SARA LEE NUMBERS SLIP AT PERSONAL UNIT

Byline: Catherine Curan

NEW YORK — In its first financial release since announcing a sweeping three-year restructuring program, Sara Lee Corp. on Thursday reported a 2.5 percent dip in sales and a 1.4 percent decline in operating income in its personal products division for its first quarter ended Sept. 27. Results were dragged down by lower sheer hosiery volume and the impact of a stronger dollar.
As reported, Sara Lee on Sept. 15 said it would take a $1.6 billion charge in its second or third quarter to cover a “deverticalization” program that would include selling assets, such as its 13 U.S. textile plants.
A spokeswoman said Thursday the firm plans to take the charge in its second quarter, noting the writeoff will allow Sara Lee to report lower depreciation and amortization expenses, thus benefiting earnings growth. The aim is to pull out of a lot of manufacturing to focus on marketing.
Sara Lee expects to dispose of certain textile, intimate apparel or meat facilities by the end of December. Negotiations for possible sales are not as far along for intimate apparel as they are for some textile and meat businesses.

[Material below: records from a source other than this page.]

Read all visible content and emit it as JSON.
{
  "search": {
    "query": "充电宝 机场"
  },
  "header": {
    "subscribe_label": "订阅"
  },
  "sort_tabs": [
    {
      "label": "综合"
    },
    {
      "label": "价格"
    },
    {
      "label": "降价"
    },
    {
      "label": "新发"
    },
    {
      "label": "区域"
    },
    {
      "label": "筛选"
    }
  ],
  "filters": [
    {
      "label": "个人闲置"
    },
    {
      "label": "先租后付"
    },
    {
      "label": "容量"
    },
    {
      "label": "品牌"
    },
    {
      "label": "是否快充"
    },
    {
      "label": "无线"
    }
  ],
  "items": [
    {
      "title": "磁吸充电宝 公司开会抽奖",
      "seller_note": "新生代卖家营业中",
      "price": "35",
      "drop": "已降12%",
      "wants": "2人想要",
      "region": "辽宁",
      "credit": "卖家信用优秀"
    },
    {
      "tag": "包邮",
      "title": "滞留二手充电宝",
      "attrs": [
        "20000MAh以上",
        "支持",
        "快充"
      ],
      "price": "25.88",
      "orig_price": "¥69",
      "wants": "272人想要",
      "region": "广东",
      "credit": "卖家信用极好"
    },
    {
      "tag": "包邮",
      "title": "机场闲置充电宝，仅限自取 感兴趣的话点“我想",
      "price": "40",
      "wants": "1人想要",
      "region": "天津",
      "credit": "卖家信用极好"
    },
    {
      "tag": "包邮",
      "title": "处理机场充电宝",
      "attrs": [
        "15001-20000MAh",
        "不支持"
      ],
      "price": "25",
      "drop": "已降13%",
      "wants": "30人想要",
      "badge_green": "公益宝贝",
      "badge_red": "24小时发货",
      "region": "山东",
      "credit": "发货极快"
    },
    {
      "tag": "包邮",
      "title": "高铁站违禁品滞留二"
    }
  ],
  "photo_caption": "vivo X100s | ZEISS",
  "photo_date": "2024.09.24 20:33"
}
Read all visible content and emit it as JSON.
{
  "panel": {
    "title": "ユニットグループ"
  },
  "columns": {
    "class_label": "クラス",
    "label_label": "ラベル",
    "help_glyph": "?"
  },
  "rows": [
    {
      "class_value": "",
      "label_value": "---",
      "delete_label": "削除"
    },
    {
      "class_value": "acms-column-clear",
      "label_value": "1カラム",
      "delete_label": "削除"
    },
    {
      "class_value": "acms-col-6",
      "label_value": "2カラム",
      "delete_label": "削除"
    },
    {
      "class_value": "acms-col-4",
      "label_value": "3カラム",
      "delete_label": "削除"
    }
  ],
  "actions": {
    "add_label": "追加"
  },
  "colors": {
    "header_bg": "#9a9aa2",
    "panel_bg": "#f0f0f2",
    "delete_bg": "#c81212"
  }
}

The spokeswoman said any deal related to the textile operations would involve all 13 U.S. textile plants. Former Sara Lee executive Jack Ward is no longer expected to be an investor; he exited negotiations two or three weeks ago. Asked who is now involved, she declined to specify, but said textile executives are likely to be involved in management positions.

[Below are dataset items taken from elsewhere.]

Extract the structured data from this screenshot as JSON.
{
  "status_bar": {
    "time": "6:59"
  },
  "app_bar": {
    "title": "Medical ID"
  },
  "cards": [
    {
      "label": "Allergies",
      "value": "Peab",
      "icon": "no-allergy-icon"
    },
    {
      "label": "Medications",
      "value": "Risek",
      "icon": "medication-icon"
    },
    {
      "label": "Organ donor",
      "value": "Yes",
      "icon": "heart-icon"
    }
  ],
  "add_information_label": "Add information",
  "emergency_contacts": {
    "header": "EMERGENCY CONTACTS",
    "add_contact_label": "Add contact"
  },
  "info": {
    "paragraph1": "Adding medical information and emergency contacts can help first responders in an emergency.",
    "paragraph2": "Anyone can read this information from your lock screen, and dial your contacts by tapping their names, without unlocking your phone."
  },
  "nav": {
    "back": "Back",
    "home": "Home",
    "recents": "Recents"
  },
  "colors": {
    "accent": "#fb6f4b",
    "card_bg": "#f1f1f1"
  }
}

Asked about the hosiery operations, she said only, “A lot of businesses, both food and nonfood, will have to be examined to reach the target of $3 billion worth of assets” Sara Lee plans to divest.

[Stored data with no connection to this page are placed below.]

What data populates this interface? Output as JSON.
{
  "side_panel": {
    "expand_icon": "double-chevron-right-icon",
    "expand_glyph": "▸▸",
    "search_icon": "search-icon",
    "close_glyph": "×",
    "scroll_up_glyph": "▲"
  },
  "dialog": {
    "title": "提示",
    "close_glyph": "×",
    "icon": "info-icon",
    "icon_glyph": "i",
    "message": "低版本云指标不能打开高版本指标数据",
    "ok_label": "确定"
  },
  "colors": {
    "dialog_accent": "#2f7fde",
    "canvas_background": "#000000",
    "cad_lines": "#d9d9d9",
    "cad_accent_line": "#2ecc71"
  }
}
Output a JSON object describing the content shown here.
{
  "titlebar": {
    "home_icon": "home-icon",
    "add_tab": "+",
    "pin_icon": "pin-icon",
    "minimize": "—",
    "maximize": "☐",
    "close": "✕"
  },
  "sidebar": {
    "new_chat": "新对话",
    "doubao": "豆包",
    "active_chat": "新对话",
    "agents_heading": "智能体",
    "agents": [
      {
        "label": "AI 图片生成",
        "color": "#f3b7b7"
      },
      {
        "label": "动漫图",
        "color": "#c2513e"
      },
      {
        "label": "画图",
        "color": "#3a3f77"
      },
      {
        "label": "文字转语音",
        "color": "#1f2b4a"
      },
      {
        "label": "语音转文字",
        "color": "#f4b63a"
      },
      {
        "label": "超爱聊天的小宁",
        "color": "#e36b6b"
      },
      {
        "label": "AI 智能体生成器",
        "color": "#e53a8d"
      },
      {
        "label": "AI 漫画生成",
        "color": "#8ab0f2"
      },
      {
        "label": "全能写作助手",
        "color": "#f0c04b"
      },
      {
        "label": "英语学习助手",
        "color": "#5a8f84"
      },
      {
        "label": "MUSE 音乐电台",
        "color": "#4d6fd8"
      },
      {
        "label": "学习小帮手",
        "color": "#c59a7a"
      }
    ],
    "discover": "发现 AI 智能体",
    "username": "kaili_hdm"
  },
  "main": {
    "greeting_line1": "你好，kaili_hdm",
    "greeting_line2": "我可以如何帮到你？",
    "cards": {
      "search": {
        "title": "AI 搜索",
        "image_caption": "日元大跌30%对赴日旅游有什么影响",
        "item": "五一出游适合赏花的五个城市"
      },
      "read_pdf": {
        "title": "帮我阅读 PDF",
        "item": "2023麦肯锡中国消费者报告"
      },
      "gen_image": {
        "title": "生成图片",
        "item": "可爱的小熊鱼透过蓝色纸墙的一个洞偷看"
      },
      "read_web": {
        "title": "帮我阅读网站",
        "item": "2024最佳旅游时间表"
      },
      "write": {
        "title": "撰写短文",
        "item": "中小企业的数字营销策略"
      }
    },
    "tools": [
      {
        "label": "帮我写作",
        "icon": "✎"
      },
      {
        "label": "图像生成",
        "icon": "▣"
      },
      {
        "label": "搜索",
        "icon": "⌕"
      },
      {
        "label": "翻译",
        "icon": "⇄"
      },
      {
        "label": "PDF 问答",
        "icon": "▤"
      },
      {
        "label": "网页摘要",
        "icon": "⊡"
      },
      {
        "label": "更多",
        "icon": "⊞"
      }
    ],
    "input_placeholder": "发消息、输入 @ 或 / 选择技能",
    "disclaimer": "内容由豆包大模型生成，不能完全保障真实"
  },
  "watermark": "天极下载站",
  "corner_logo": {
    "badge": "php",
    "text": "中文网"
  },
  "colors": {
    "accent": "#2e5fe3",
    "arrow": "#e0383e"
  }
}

The spokeswoman declined to comment on strong market reports that the Coach leather goods division is up for sale, but said the division’s return “well exceeds the corporate minimum of 20 percent return on investment.” She said Coach’s sales are between $500 million and $600 million, with recent strong results from new products such as the Ergo Series of leather bags, introduced for spring 1997.
In the first quarter, operating income for personal products totaled $150 million against $152 million. Personal products sales dipped to $1.85 billion from $1.89 billion. The company said strong gains in operating profits for worldwide intimate apparel and knit products were overshadowed by a continued decline in sheer hosiery profitability.
Unit volumes for the three core categories — knit products, intimates and legwear — rose 4 percent in the three months. In legwear, though, the gain was in socks. Worldwide unit volumes for legwear were flat, reflecting a 9 percent decline in sheer hosiery units and a 28 percent gain in socks.
In the U.S., gains of more than 30 percent at the Sara Lee Sock Co. contributed to a 9 percent increase in overall legwear sales. Sheer hosiery sales slipped 5 percent, and increased volume in the Hanes brand was voided by lower volume for L’eggs products. Sheer hosiery and sock unit sales both declined in Europe, while volumes rose in the Asia-Pacific region.
The spokeswoman said the sheer hosiery market continues to be weak, but Sara Lee is forging ahead with its previously announced plan to focus on higher-margin products rather than unit volume growth. In the first quarter the company stopped producing about 25 sku’s, as planned, although it will take six to 12 months before these items are cleared from the shelves.
She said deleting these sku’s improves the availability of higher-margin products. Price increases are set to take effect; L’eggs prices will go up an average 5 percent this month, and Hanes’s will rise 8 percent in February. “We expect operating profits for sheer hosiery to be up, beginning in the second half of the fiscal year,” she noted.
Intimate apparel unit volume advanced 2 percent worldwide, with the Dim brand showing particular strength in the European market. Unit sales were also up in North America and Europe. Sara Lee said U.S. market share for intimate apparel rose to 29.9 percent in the 12 months ended in August, with a lead of more than three to one over the nearest competitor.
Aided by healthy gains in Hanes underwear in the U.S. and Champion activewear in Europe, unit sales of knit products rose 9 percent worldwide in the quarter. Sara Lee women’s and girls’ underwear market share increased to 30.7 percent in the 12 months ended in August against 26.5 percent last year. Men’s and boys’ underwear market share rose two points to 36.1 percent in the 12-month period.
While declining to comment on specific brands such as the licensed Polo Ralph Lauren Intimates line, the spokeswoman said underwear unit volume and market share have improved so strongly because of good response to new products, including the Polo and Michael Jordan lines.
In the quarter, total sales at Chicago-based Sara Lee were up 0.1 percent to $4.89 billion. Net income for the company, whose operations also include foods and personal care products, was up 9.2 percent to $225 million, or 46 cents a share, from $206 million, or 41 cents.